The individual number-to-number fraction product does not have all integer values. It is the total denominator product that divides the numerator product. Another way to phrase this is by saying that the product of any $r$ consecutive positive integers is divisible by $r!$ (i.e. the product of the first $r$ consecutive positive integers). Combinatorially speaking, the fact that this value is the number of ways of choosing objects is proof of divisibility, but I shall try to reason this in a intuitive number-theoretic manner.
Consider the prime factorization of $r!$. Let $p^k$ be the largest power of $p$ that divides $r!$. It suffices to show that the product of any $r$ consecutive positive integers is divisible by $p^k$. For any product of numbers, we can see that the power of $p$ dividing this product is:
$$n_1+n_2+n_3+\cdots$$
where $n_i$ is the number of values in the product divisible by $p^i$. This is because if the maximum power of $p$ dividing a certain term in the product is $p^i$, then it is counted $i$ times in the above sum (in $n_1,n_2,\cdots,n_i$).
Now, we show that this sum is least when our $r$ consecutive numbers are the first $r$ positive integers, and this would show that since $r!$ is the case where power of $p$ is least, we would also have $p^k$ dividing any product of $r$ consecutive positive integers.
To minimize $n_1$, what would are first number in our $r$ consecutive numbers have to satisfy? Well, it is minimized when the first number is $1 \pmod{p}$ since that way, it delays the occurrence of the first number divisible by $p$ as long as possible.
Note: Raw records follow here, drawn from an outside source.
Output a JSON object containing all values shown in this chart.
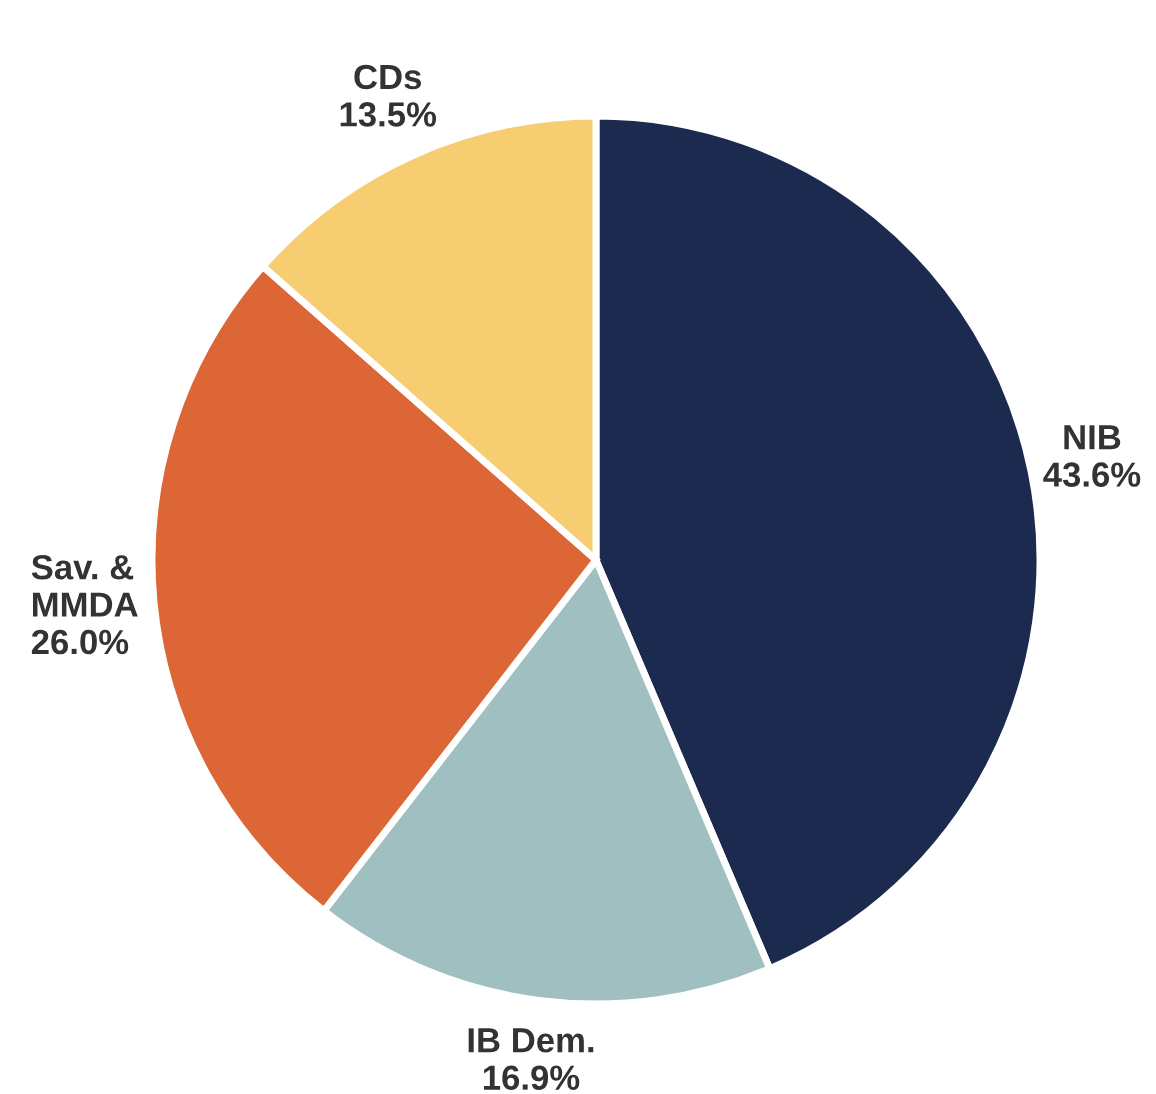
{
  "chart_data": {
    "type": "pie",
    "categories": [
      "NIB",
      "IB Dem.",
      "Sav. & MMDA",
      "CDs"
    ],
    "values": [
      43.6,
      16.9,
      26.0,
      13.5
    ],
    "colors": [
      "#1b2a4e",
      "#a0bfc0",
      "#dc6635",
      "#f7cd72"
    ],
    "value_labels": [
      "43.6%",
      "16.9%",
      "26.0%",
      "13.5%"
    ]
  }
}
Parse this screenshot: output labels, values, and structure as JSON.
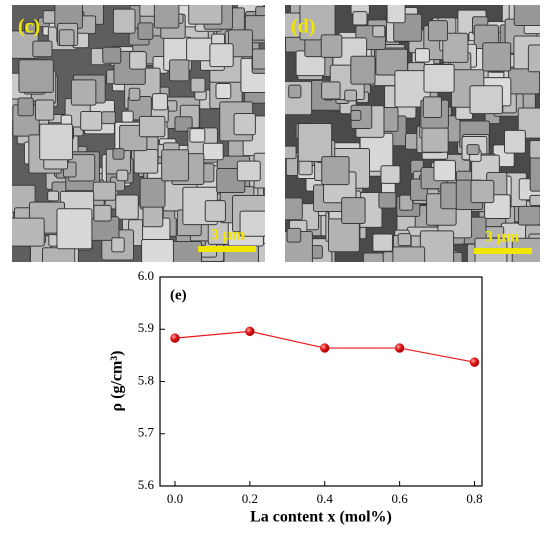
{
  "panels": [
    {
      "label": "(c)",
      "scale_bar": "3 μm"
    },
    {
      "label": "(d)",
      "scale_bar": "3 μm"
    }
  ],
  "chart_data": {
    "type": "line",
    "panel_label": "(e)",
    "x_label": "La content x (mol%)",
    "y_label": "ρ (g/cm³)",
    "x": [
      0,
      0.2,
      0.4,
      0.6,
      0.8
    ],
    "series": [
      {
        "color": "#e8191a",
        "values": [
          5.883,
          5.896,
          5.864,
          5.864,
          5.837
        ]
      }
    ],
    "xlim": [
      -0.04,
      0.82
    ],
    "xticks": [
      {
        "value": 0,
        "label": "0.0"
      },
      0.2,
      0.4,
      0.6,
      0.8
    ],
    "ylim": [
      5.6,
      6.0
    ],
    "yticks": [
      5.6,
      5.7,
      5.8,
      5.9,
      {
        "value": 6,
        "label": "6.0"
      }
    ]
  }
}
For example, if $r=9$ and $p=5$, if the first number was $1 \pmod{5}$, there would only be $1$ number in the product that is divisible by $5$, but in any other case, there would be $2$ numbers divisible by $5$.
It similarly works that for any $n_i$, the way to minimize $n_i$ is by making the first number $1 \pmod{p^i}$. Now, it becomes evident why $1,2,3,\cdots,r$ minimizes the power of $p$. The first term, $1$, is $1 \pmod{p^i}$ for all integers $i$! It is in some sense, the farthest away from all the numbers divisible by $p$! Hope this provides a nice intuitive perspective to the divisibility aspect!